Une fleur de safran et la guide de la Maison du safran
C'est dans les hauteurs volcaniques de Taliouine, à plus de 1 200 m dans les montagnes de Siroua, que poussent les fleurs de safran, un crocus pourpre semblable à ceux qu'on voit sortir de la neige au Québec au printemps. Le safran est cultivé exclusivement par les femmes; elles récoltent les fleurs avant l'aube dans les froides matinées d'octobre et novembre car le soleil atténue le goût du safran et sa teneur en vitamines. Seuls les trois stigmates de la fleur sont utilisés; ils sont minutieusement extraits et mis à sécher dans l'obscurité. Pendant le séchage, les stigmates perdent 80% de leur poids. Il faut 140 fleurs pour produire 1 gramme de safran. Le safran est utilisé en cuisine, en médecine, pour la teinture des tapis, les encres de calligraphie, les savons et les cosmétiques.

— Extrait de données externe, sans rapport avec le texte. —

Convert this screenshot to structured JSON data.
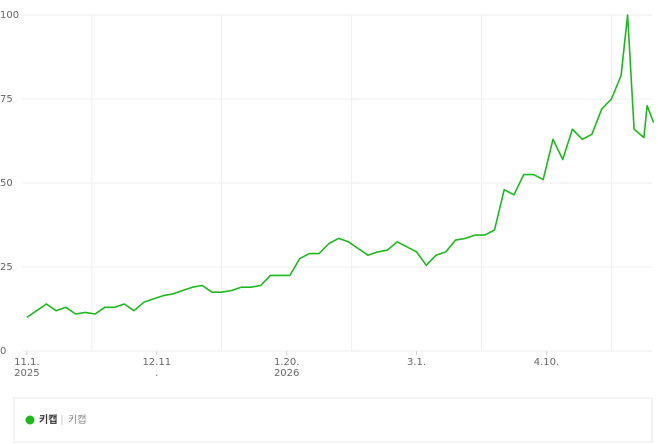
{
  "chart_data": {
    "type": "line",
    "x": [
      0,
      3,
      6,
      9,
      12,
      15,
      18,
      21,
      24,
      27,
      30,
      33,
      36,
      39,
      42,
      45,
      48,
      51,
      54,
      57,
      60,
      63,
      66,
      69,
      72,
      75,
      78,
      81,
      84,
      87,
      90,
      93,
      96,
      99,
      102,
      105,
      108,
      111,
      114,
      117,
      120,
      123,
      126,
      129,
      132,
      135,
      138,
      141,
      144,
      147,
      150,
      153,
      156,
      159,
      162,
      165,
      168,
      171,
      174,
      177,
      180,
      183,
      185,
      187,
      190,
      191,
      193
    ],
    "series": [
      {
        "name": "키캡",
        "color": "#1fb71f",
        "values": [
          10,
          12,
          14,
          12,
          13,
          11,
          11.5,
          11,
          13,
          13,
          14,
          12,
          14.5,
          15.5,
          16.5,
          17,
          18,
          19,
          19.5,
          17.5,
          17.5,
          18,
          19,
          19,
          19.5,
          22.5,
          22.5,
          22.5,
          27.5,
          29,
          29,
          32,
          33.5,
          32.5,
          30.5,
          28.5,
          29.5,
          30,
          32.5,
          31,
          29.5,
          25.5,
          28.5,
          29.5,
          33,
          33.5,
          34.5,
          34.5,
          36,
          48,
          46.5,
          52.5,
          52.5,
          51,
          63,
          57,
          66,
          63,
          64.5,
          72,
          75,
          82,
          100,
          66,
          63.5,
          73,
          68
        ]
      }
    ],
    "xlim": [
      -1.5,
      192.5
    ],
    "xticks": [
      {
        "value": 0,
        "label": "11.1.",
        "label2": "2025"
      },
      {
        "value": 40,
        "label": "12.11",
        "label2": "."
      },
      {
        "value": 80,
        "label": "1.20.",
        "label2": "2026"
      },
      {
        "value": 120,
        "label": "3.1."
      },
      {
        "value": 160,
        "label": "4.10."
      }
    ],
    "ylim": [
      0,
      100
    ],
    "yticks": [
      0,
      25,
      50,
      75,
      100
    ],
    "grid": true
  }
}
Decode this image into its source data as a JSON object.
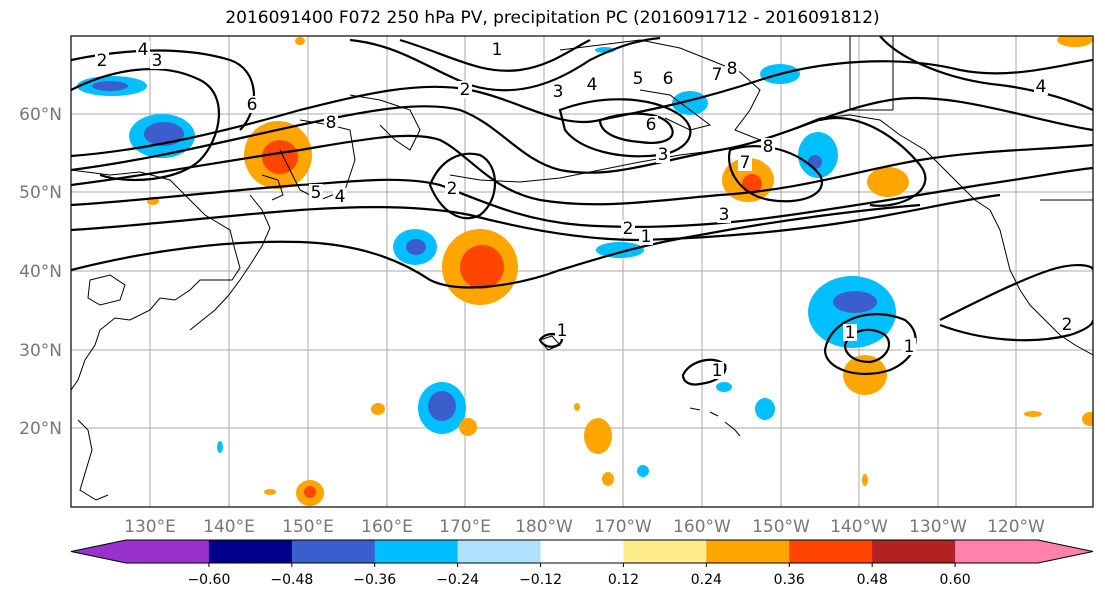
{
  "title": "2016091400 F072 250 hPa PV, precipitation PC (2016091712 - 2016091812)",
  "lon_labels": [
    "130°E",
    "140°E",
    "150°E",
    "160°E",
    "170°E",
    "180°W",
    "170°W",
    "160°W",
    "150°W",
    "140°W",
    "130°W",
    "120°W"
  ],
  "lat_labels": [
    "60°N",
    "50°N",
    "40°N",
    "30°N",
    "20°N"
  ],
  "colorbar": {
    "colors": [
      "#9932cc",
      "#00008b",
      "#3a5fcd",
      "#00bfff",
      "#b0e2ff",
      "#ffffff",
      "#ffec8b",
      "#ffa500",
      "#ff4500",
      "#b22222",
      "#ff82ab"
    ],
    "extend_min_color": "#9932cc",
    "extend_max_color": "#ff82ab",
    "tick_labels": [
      "−0.60",
      "−0.48",
      "−0.36",
      "−0.24",
      "−0.12",
      "0.12",
      "0.24",
      "0.36",
      "0.48",
      "0.60"
    ]
  },
  "contour_labels": [
    "4",
    "2",
    "3",
    "6",
    "8",
    "5",
    "4",
    "2",
    "1",
    "2",
    "3",
    "4",
    "5",
    "6",
    "7",
    "8",
    "6",
    "3",
    "2",
    "1",
    "3",
    "8",
    "7",
    "4",
    "1",
    "1",
    "1",
    "2",
    "1"
  ]
}
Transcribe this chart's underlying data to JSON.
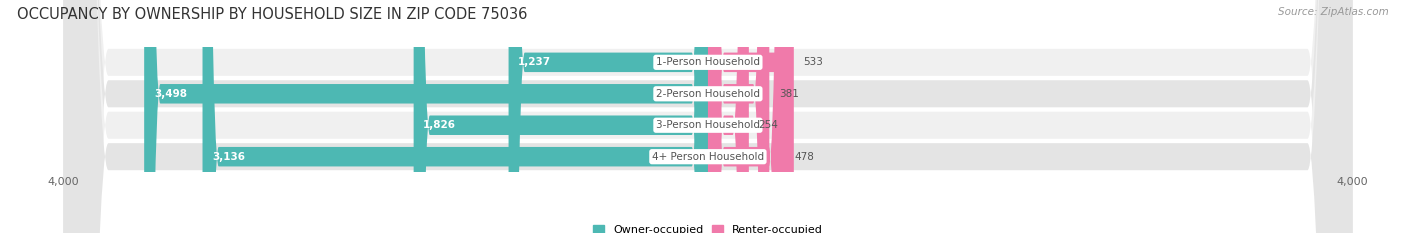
{
  "title": "OCCUPANCY BY OWNERSHIP BY HOUSEHOLD SIZE IN ZIP CODE 75036",
  "source": "Source: ZipAtlas.com",
  "categories": [
    "1-Person Household",
    "2-Person Household",
    "3-Person Household",
    "4+ Person Household"
  ],
  "owner_values": [
    1237,
    3498,
    1826,
    3136
  ],
  "renter_values": [
    533,
    381,
    254,
    478
  ],
  "max_scale": 4000,
  "owner_color": "#4db8b3",
  "renter_color": "#f07aaa",
  "bg_color": "#ffffff",
  "owner_label": "Owner-occupied",
  "renter_label": "Renter-occupied",
  "title_fontsize": 10.5,
  "source_fontsize": 7.5,
  "bar_height": 0.62,
  "row_colors_odd": "#f0f0f0",
  "row_colors_even": "#e4e4e4",
  "owner_label_inside_color": "#ffffff",
  "owner_label_outside_color": "#4db8b3",
  "renter_label_color": "#555555",
  "center_label_color": "#555555"
}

Agdz à Zagora, la vallée du Drâa

Sur les 95 km qui séparent Agdz et Zagora, l'eau du Drâa donne vie à une étroite vallée qui se couvre de palmiers et de terres cultivées en terrasses. Mais il n'en a pas toujours été ainsi. Encore récemment, dans les années '80, la vallée du Drâa a subi une sécheresse qui a duré 5 ans. Des villages entiers ont dû être abandonnés, les habitants ont dû fuir vers les villes pour survivre. Même si la vie est maintenant revenue dans la vallée, il est triste de voir toutes ces maisons de pisé en ruine qui témoignent de la fragilité de cet écosystème.

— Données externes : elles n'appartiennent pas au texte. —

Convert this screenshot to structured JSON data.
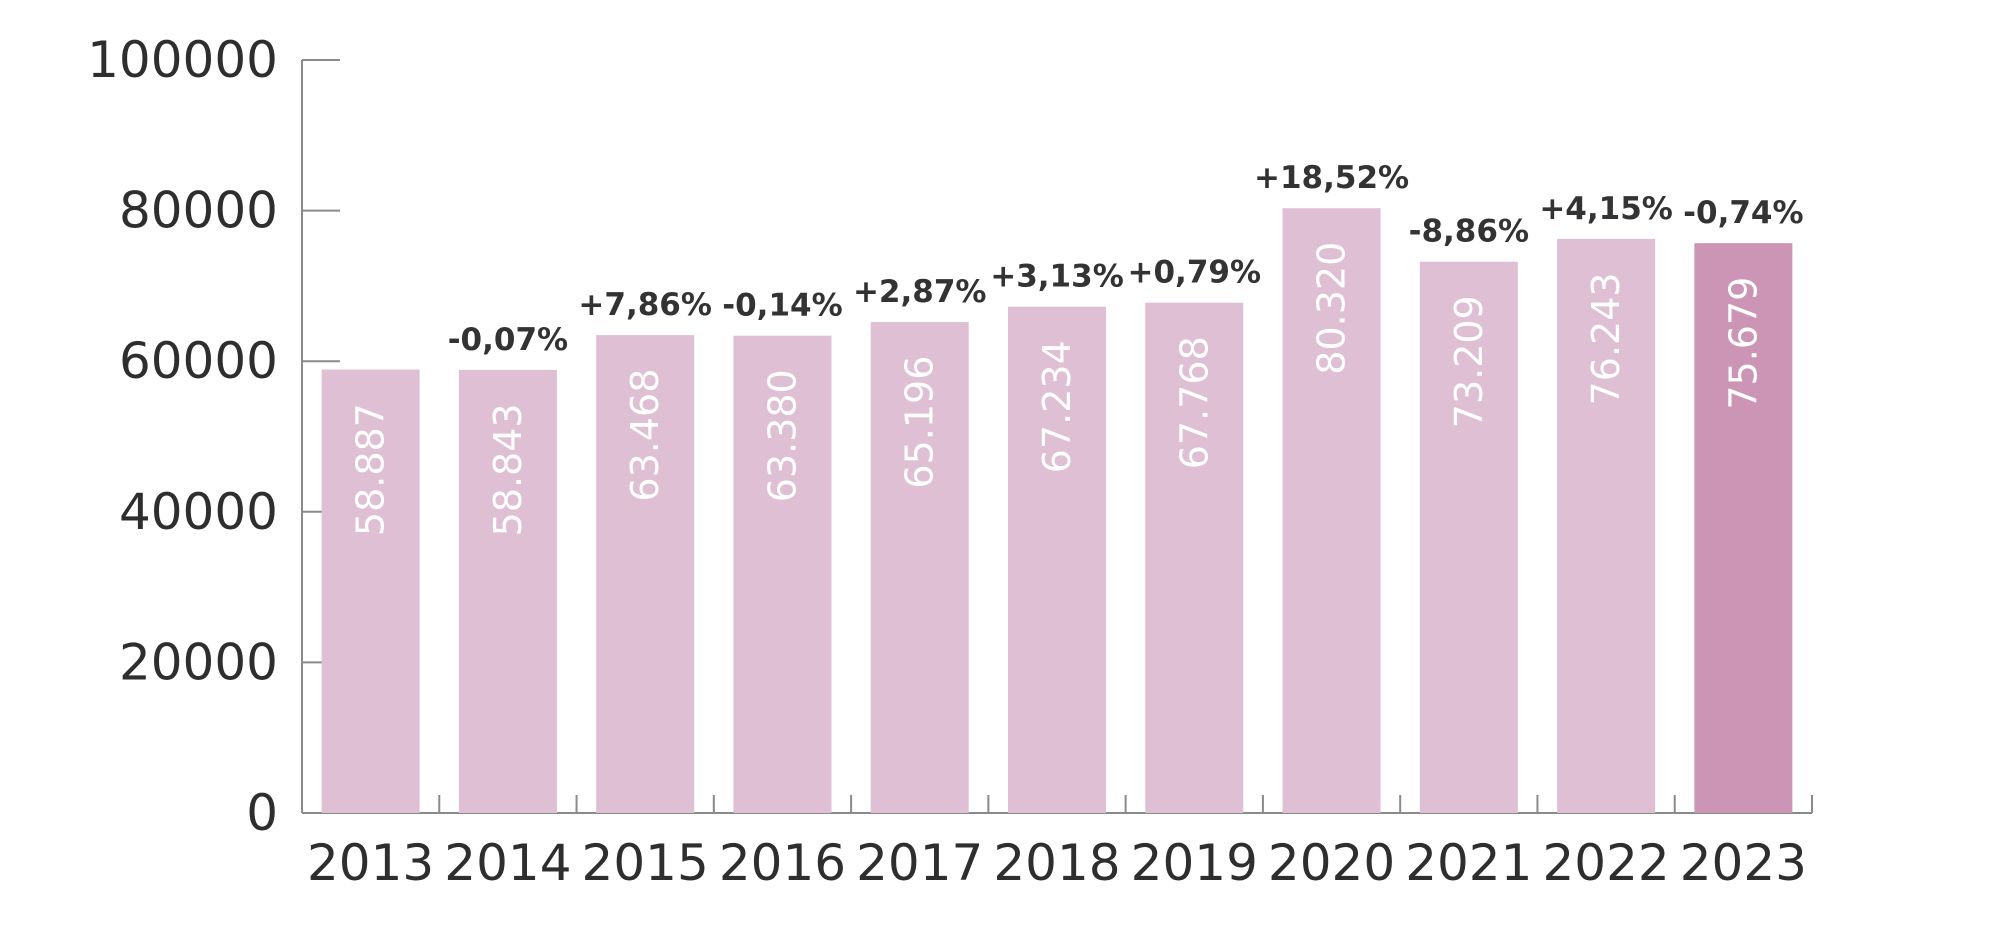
{
  "chart_data": {
    "type": "bar",
    "categories": [
      "2013",
      "2014",
      "2015",
      "2016",
      "2017",
      "2018",
      "2019",
      "2020",
      "2021",
      "2022",
      "2023"
    ],
    "values": [
      58887,
      58843,
      63468,
      63380,
      65196,
      67234,
      67768,
      80320,
      73209,
      76243,
      75679
    ],
    "value_labels": [
      "58.887",
      "58.843",
      "63.468",
      "63.380",
      "65.196",
      "67.234",
      "67.768",
      "80.320",
      "73.209",
      "76.243",
      "75.679"
    ],
    "change_labels": [
      "",
      "-0,07%",
      "+7,86%",
      "-0,14%",
      "+2,87%",
      "+3,13%",
      "+0,79%",
      "+18,52%",
      "-8,86%",
      "+4,15%",
      "-0,74%"
    ],
    "y_ticks": [
      "0",
      "20000",
      "40000",
      "60000",
      "80000",
      "100000"
    ],
    "ylim": [
      0,
      100000
    ],
    "highlight_index": 10,
    "bar_color": "#dfbfd4",
    "highlight_color": "#cc95b6",
    "grid": false,
    "legend": "none"
  }
}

Notre camping à Agdz, dans la palmeraie, près de la kasbah Ali
À Agdz, notre camping se situe sur le bord d'une palmeraie au pied d'une kasbah (habitation fortifiée abritant une famille riche). Nous aurons l'occasion tout au long de notre périple au Maroc de voir et de visiter plusieurs kasbahs. Elle témoignent de la richesse et de la splendeur du passé des différentes tribus berbères qui ont vécu dans l'Anti-atlas. Plusieurs kasbahs sont maintenant en ruine; d'autres ont réussi à survivre en étant transformées en hôtel ou en maison d'hôtes.

Djebel Kissane et la vallée du Drâa
C'est encore une fois à moto que nous ferons nos plus belles découvertes dans la vallée du Drâa. Une piste le long du oued nous offre une très belle vue sur la palmeraie et les montagnes qui bordent la rivière. Le djebel Kissane est notre montagne favorite, sa forme ressemble à une tagine, le plat de cuisson typique marocain. Encore une fois, notre moto attire bien des regards admiratifs et envieux dans cette région où l'âne est le moyen de transport le plus courant.

Alors que les femmes s'affairent à laver le linge, transporter des bidons d'eau et récolter du fourrage pour les vaches, les hommes eux semblent dédier à couper des branches de palmiers et des joncs qu'ils ferons sécher pour les utiliser en vannerie et aussi dans la construction des maisons. Rien ne se perd dans la palmeraie; tout ce qui y pousse est précieux et bien utilisé.

Zagora, aux portes du désert, juste à 52 jours de Tombouctou !
À l'autre bout de la vallée du Drâa, la ville de Zagora, 35 000 hab., surprend par sa richesse, ses larges avenues et ses nombreux cafés. On comprend mieux lorsqu'on voit une affiche qui annonce fièrement : «Tombouctou, 52 jours» ! Cet avant-poste du désert est depuis plusieurs siècles un grand centre de commerce. Les caravanes qui traversaient le Sahara depuis Tombouctou (Mali) transportant or et épices prenaient effectivement 52 jours pour atteindre Zagora avant de remonter la vallée du Drâa et décharger leur précieuse cargaison à Agdz; celle-ci était alors reprise par des berbères qui lui faisaient traverser les montagnes du Haut-Atlas et atteindre ensuite Marrakech.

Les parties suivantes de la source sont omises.